If you read here often, you will notice that there are a lot of flu meetings. Regional, continental, and international--there seem to be a lot of meetings. WHO is calling another meeting in Geneva November 7-9...to tie the pieces together from all the other meetings.
The EU has banned the import of captive live birds from third (presumably non-European) countries.
Australia has donated money to Vietnam to help it fight the bird flu.
Thailand is getting fairly real about the bird flu--they are planning to care for the sick in 40 special care units in four hospitals.
Helen Branswell on pledges of global cooperation at the Canadian conference...
and on the suspension of Tamiflu retail sales we carried yesterday.
Hungary says its bird flu vaccine will be available for use in March.
The top Medical Officer in Canada tells people to stop hoarding Tamiflu...
and the same advice was given in Thailand.
Vietnam is joining the list of nations producing its own Tamiflu.
The CBC has the story of Tamiflu reigniting the controversey over Internet pharmacies in Canada, with a leading trade group calling on an end to exports of drugs.
Effect Measure comments on a Kiwi blog which wonders about the collision of employment law and the flu...can an employer require employees to stay home?
Recombinomics says wild bird flu confirmed in Moldova.
Recombinomics on a familial cluster in Thailand....
and the fatal case in Hunan.
ProMed weighs in on the cross-protection issue with typical flu vaccines.
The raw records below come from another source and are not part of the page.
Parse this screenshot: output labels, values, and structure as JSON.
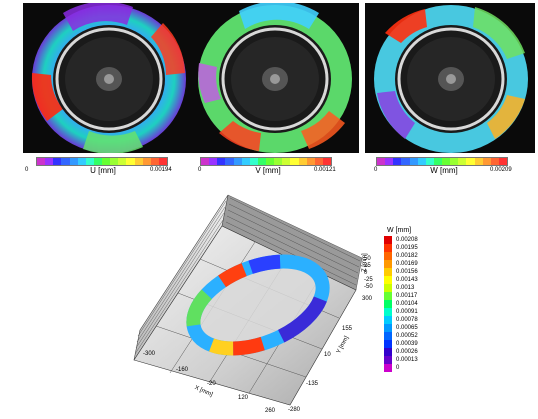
{
  "panels": [
    {
      "label": "U [mm]",
      "min": "0",
      "max": "0.00194"
    },
    {
      "label": "V [mm]",
      "min": "0",
      "max": "0.00121"
    },
    {
      "label": "W [mm]",
      "min": "0",
      "max": "0.00209"
    }
  ],
  "colorbar_colors": [
    "#cc33cc",
    "#9933ff",
    "#3333ff",
    "#3366ff",
    "#3399ff",
    "#33ccff",
    "#33ffcc",
    "#33ff66",
    "#66ff33",
    "#99ff33",
    "#ccff33",
    "#ffff33",
    "#ffcc33",
    "#ff9933",
    "#ff6633",
    "#ff3333"
  ],
  "legend_3d": {
    "title": "W [mm]",
    "values": [
      "0.00208",
      "0.00195",
      "0.00182",
      "0.00169",
      "0.00156",
      "0.00143",
      "0.0013",
      "0.00117",
      "0.00104",
      "0.00091",
      "0.00078",
      "0.00065",
      "0.00052",
      "0.00039",
      "0.00026",
      "0.00013",
      "0"
    ],
    "colors": [
      "#e00000",
      "#ff3300",
      "#ff6600",
      "#ff9900",
      "#ffcc00",
      "#ffff00",
      "#ccff00",
      "#66ff33",
      "#00ff66",
      "#00ffcc",
      "#00ccff",
      "#0099ff",
      "#0066ff",
      "#0033ff",
      "#3300cc",
      "#6600cc",
      "#cc00cc"
    ]
  },
  "axes_3d": {
    "z_label": "Z [mm]",
    "z_ticks": [
      "50",
      "25",
      "0",
      "-25",
      "-50"
    ],
    "y_label": "Y [mm]",
    "y_ticks": [
      "300",
      "155",
      "10",
      "-135",
      "-280"
    ],
    "x_label": "X [mm]",
    "x_ticks": [
      "-300",
      "-160",
      "-20",
      "120",
      "260"
    ]
  }
}
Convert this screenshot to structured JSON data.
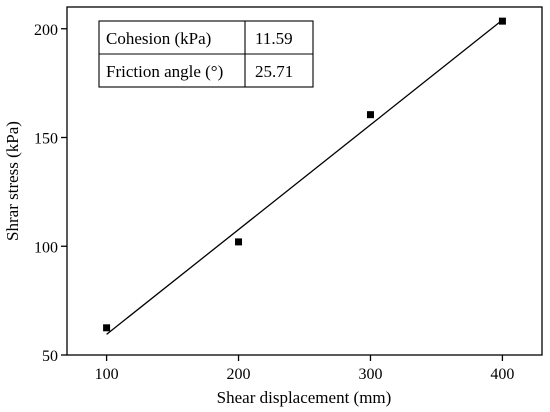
{
  "chart_data": {
    "type": "scatter",
    "xlabel": "Shear displacement (mm)",
    "ylabel": "Shrar stress (kPa)",
    "xlim": [
      70,
      430
    ],
    "ylim": [
      50,
      210
    ],
    "x_ticks": [
      100,
      200,
      300,
      400
    ],
    "y_ticks": [
      50,
      100,
      150,
      200
    ],
    "x_tick_labels": [
      "100",
      "200",
      "300",
      "400"
    ],
    "y_tick_labels": [
      "50",
      "100",
      "150",
      "200"
    ],
    "points": [
      {
        "x": 100,
        "y": 62.5
      },
      {
        "x": 200,
        "y": 102.0
      },
      {
        "x": 300,
        "y": 160.5
      },
      {
        "x": 400,
        "y": 203.5
      }
    ],
    "fit_line": {
      "x1": 100,
      "y1": 59.5,
      "x2": 400,
      "y2": 204.0
    },
    "grid": false,
    "legend": "none"
  },
  "table": {
    "rows": [
      {
        "label": "Cohesion (kPa)",
        "value": "11.59"
      },
      {
        "label": "Friction angle (°)",
        "value": "25.71"
      }
    ]
  }
}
The final conclusion appears to be that it is unlikely.
ProMed on news from around the world. There are dead birds in Bali that are believed to be H5N1 related, and Britain said their appear to be two dead parrots.
ProMed on the Croatian Confirmation.
ProMed on the Hunan case, and a suspected case in Germany (in a bird).
Crofsblog points us to an article on what researchers today can learn from the 1918 flu.